The most interesting potential changes that we may see on the continent are not related to the economy but, with the cultural and social changes we may see as a result of the fertility crisis, more importantly, how may the cities change. Seemingly one of the most probable ways to challenge this fertility crisis is to open up borders to increased levels of migrants. This was done by Singapore in order to sustain its working-age population. This seems to be one of the most logical steps towards counterbalancing the flight of industries and high dependency ratios. However, ideas like this are often met with negativity from parts of the public. With many of the potential migrants coming from outside neighbouring countries some look at these people as outsiders with different customs and backgrounds and without the potential to assimilate to their new homes. Throughout Europe over the past five years, we have seen quite negative responses to the mass influx of Syrian migrants.

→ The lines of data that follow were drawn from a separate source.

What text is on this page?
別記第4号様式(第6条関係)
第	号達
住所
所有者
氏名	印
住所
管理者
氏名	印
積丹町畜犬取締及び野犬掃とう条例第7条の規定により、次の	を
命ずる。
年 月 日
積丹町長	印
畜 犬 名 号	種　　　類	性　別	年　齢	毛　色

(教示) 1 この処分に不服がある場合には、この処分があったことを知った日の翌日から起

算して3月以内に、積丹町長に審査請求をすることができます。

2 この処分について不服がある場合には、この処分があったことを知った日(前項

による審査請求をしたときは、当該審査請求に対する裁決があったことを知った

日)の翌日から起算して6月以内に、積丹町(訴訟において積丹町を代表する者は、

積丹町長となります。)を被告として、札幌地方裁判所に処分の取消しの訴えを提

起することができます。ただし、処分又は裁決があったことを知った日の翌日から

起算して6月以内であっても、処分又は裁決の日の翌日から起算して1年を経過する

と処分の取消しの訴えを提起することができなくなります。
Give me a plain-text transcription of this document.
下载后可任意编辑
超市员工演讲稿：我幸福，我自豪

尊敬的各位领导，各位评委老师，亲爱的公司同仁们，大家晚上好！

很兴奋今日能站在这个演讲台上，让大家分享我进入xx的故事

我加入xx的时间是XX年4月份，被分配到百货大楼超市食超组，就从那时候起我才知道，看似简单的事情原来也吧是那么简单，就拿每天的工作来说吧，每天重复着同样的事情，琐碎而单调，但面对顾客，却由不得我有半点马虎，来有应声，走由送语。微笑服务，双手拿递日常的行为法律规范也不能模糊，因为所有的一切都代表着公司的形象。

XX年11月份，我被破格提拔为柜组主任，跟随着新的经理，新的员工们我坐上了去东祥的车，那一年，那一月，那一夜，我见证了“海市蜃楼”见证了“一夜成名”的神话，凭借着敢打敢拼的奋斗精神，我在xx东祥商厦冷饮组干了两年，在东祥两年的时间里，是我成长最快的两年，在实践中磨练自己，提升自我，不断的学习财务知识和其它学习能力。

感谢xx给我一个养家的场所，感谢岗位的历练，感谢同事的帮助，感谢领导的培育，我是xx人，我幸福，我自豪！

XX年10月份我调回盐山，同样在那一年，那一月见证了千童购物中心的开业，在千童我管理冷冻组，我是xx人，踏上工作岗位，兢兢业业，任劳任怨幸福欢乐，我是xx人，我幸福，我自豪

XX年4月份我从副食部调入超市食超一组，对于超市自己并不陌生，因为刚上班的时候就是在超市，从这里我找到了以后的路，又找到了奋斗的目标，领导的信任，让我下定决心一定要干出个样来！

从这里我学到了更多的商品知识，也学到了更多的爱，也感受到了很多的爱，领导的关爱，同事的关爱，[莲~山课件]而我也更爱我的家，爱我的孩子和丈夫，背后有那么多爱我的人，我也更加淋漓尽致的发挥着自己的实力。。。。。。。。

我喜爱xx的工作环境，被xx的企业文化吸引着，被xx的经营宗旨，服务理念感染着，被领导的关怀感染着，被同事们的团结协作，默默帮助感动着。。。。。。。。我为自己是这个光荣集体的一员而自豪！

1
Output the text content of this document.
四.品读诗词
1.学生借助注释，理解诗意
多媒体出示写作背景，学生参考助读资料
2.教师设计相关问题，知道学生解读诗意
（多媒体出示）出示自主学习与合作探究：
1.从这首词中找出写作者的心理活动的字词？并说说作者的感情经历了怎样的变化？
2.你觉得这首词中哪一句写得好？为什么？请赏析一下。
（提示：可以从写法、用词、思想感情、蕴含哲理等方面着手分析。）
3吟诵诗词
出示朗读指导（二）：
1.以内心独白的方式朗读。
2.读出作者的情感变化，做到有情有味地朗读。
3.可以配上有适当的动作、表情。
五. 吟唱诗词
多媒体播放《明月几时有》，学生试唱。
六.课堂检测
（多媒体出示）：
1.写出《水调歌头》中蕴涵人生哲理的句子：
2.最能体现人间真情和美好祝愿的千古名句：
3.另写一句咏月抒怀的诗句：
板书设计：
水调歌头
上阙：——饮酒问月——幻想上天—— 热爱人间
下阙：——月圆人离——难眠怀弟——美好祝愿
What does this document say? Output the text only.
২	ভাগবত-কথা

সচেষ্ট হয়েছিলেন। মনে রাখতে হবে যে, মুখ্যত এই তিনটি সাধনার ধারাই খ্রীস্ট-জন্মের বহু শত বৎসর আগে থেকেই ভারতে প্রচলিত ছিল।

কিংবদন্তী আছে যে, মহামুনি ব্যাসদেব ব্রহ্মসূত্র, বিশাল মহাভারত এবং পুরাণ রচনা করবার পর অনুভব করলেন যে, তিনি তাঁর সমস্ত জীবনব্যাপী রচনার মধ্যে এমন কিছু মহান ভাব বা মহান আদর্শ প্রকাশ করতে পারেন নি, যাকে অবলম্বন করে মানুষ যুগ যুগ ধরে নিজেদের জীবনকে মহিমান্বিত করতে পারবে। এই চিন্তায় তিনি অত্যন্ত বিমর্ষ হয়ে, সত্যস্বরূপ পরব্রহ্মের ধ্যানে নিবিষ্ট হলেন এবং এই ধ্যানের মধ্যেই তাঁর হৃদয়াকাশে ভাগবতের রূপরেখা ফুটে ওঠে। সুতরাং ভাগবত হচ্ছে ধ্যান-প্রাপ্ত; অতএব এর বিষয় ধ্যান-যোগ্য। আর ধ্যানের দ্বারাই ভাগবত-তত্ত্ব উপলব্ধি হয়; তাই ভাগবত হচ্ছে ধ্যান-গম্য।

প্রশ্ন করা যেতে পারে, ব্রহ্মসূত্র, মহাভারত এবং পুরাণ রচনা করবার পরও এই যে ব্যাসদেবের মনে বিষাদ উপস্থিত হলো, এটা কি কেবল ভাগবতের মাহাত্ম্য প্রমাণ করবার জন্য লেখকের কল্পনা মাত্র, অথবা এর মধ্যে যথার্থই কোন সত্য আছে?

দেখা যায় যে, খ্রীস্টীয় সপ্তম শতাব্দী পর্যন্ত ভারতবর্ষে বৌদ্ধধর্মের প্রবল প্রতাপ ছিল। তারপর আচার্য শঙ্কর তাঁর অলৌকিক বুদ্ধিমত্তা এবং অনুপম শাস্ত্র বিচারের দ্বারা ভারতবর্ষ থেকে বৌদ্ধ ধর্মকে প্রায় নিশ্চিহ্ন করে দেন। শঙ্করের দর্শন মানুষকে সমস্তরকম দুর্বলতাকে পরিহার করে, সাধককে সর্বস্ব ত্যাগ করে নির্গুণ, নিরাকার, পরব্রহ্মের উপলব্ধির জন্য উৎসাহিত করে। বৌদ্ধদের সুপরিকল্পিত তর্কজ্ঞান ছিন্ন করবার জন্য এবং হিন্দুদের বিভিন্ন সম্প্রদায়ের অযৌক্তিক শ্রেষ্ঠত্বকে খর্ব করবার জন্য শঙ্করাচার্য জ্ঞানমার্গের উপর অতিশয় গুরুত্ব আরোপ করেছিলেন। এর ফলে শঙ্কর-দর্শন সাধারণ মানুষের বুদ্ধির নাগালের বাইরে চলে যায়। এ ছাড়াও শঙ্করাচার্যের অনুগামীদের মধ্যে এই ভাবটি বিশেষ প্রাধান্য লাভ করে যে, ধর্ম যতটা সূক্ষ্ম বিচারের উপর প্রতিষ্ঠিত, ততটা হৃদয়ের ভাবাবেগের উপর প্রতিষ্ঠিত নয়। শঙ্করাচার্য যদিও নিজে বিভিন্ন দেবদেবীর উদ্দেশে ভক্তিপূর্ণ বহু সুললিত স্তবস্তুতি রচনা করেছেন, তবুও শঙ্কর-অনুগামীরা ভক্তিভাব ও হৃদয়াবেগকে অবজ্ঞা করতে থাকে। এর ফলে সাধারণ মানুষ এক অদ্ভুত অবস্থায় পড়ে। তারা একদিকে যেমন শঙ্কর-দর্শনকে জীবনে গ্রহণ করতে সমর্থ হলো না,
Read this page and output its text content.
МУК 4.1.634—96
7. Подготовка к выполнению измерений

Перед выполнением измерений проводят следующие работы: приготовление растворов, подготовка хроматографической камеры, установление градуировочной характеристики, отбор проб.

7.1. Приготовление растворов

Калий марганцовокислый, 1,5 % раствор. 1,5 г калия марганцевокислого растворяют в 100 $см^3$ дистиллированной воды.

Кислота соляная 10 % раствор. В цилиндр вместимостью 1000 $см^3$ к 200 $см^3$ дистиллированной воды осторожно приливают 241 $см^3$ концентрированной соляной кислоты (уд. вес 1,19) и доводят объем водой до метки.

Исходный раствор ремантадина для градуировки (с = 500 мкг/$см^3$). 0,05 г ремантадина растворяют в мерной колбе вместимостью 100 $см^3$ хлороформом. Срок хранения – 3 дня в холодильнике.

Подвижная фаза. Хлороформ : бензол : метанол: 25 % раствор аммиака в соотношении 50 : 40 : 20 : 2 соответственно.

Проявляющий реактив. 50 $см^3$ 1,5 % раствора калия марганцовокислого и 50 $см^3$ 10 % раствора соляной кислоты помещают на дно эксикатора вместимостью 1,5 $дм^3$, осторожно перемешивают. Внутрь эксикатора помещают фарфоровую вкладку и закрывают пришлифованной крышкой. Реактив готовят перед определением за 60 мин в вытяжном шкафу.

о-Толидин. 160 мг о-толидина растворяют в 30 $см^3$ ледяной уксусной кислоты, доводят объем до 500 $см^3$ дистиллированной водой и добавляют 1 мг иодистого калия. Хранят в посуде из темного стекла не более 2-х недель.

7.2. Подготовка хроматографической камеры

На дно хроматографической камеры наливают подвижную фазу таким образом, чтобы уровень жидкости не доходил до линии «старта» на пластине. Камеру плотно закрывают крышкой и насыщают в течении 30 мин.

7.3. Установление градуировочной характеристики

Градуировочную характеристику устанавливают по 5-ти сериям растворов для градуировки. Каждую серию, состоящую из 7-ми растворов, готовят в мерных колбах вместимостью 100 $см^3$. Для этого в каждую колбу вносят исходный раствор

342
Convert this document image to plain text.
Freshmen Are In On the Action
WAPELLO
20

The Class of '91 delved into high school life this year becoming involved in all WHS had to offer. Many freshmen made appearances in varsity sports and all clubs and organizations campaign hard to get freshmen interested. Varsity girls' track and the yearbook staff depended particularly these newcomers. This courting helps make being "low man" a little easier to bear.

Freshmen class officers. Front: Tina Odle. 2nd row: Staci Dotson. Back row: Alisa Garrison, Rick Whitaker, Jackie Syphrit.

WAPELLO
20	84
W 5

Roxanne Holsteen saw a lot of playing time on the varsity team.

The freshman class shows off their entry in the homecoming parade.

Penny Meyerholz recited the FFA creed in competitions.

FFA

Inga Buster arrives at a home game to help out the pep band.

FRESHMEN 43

Despite the situation of this migration is different, many people are reserved for their ignorance and will not see this as any different. However, if large scale migration was to occur, partnered with the low levels of fertility it would be possible to see a demographic shift in countries with major ethnic shifts. If these high levels of migration were to occur, we would see an increasing amount of specialist and regional products and services that are meant to provide for these large migrant populations. We will see what was seen in the US in the 20th century with the introduction of Europe’s own “mini-cities” like we have seen with Little-Italy and Tokyo-Town in the US.
If these fertility problems were left unchecked, we could also see some potential changes to the continent’s major cities. As stated earlier as the continents largest population cohorts and ages without an ample replacement this could have severe impacts on the structure of cities. Mass migration to rural areas could potentially be seen as the large elder populations may want to live their later years in quiet environments. With the ageing of these cities, there will also stand to be a reduction in the customers for nightclubs and bars. There will not be a large enough population to sustain the incredible amount of drinking establishments that we currently have in many of Europe’s largest cities. These are only a few of the ways we may see the continental cities change due to the ongoing fertility crisis.